Content strategy

Content strategy (CS) is a working discipline in the field of interactive design.

What is content strategy?

As Jessie Collins explains in a Navigation Arts essay from November, 2007, a content strategy addresses the following:

* Tells you how much content should be on your site, where it will originate, and how often it will be updated;

* Sets the tone of your site by determining vocabulary and writing style; and

* Helps align the verbal messages on your site with the design and the organization created by the site's structure.



Content strategy versus copywriting

It is most often compared, in the corporate world, to advertising copywriting and, in the academic world, to library sciences.

Content strategists (or, as they are sometimes labelled, interactive copywriters) tend to work for interactive design agencies or the new media units of traditional advertising firms.

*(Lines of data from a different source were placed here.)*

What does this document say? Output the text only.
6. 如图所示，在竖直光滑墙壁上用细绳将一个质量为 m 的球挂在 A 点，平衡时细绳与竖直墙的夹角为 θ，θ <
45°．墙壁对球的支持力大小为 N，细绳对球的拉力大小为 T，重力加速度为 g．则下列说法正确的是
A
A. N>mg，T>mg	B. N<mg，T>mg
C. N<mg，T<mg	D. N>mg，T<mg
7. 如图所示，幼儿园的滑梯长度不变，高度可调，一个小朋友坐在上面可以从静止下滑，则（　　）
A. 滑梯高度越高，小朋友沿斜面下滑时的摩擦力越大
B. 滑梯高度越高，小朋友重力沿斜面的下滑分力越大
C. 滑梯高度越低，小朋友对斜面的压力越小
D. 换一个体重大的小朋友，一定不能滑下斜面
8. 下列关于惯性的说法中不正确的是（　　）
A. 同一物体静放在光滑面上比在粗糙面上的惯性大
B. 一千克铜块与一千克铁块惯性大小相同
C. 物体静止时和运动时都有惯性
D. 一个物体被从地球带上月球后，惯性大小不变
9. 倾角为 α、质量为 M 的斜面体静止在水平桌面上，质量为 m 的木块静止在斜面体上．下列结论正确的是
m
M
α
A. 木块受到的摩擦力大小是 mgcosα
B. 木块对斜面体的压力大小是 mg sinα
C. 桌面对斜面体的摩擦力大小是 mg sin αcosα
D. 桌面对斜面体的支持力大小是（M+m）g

But content strategists are not copywriters:

Collectively, the tasks of planning for, obtaining, writing, editing, managing, and maintaining content may be termed "content strategy." Many site owners and managers hear the word "content" and immediately think "copywriting," but writing site copy is only one component of the strategy.


As a consequence, Collins concludes, "The dismissive reflex, 'content equals copy' overlooks the complexities inherent in a long-term content strategy and can have far reaching effects on the success of a site."

An emerging field of interactive design

In an essay for Boxes and Arrows published March 26, 2007, Rachel Lovinger, a Senior Content Strategist at Avenue A/Razorfish, compares the evolution of the term "content strategy" to that of information architecture:

"The analogy I’ve been using recently is that content strategy is to copywriting as information architecture is to design. I find this analogy to be especially encouraging because six years ago, as the crest of the first wave of the web was about to break, people had no idea what “information architecture” meant either."


While recognized as a field of practice in its own right, many of the principles of content strategy may be considered emergent, paralleling the evolution of web content specifically, and the ascendance of user experience design generally.

Unlike most fields of interactive design, at this time there are no popularly cited texts taking content strategy as their subject, and unlike, for instance, information design, there is no single evangelist (pace Edward Tufte) to speak for the domain. That said, noted usability expert Jakob Neilsen, who wrote one of the seminal considerations of writing for the web in 1997, has discussed content strategy in name in 2007.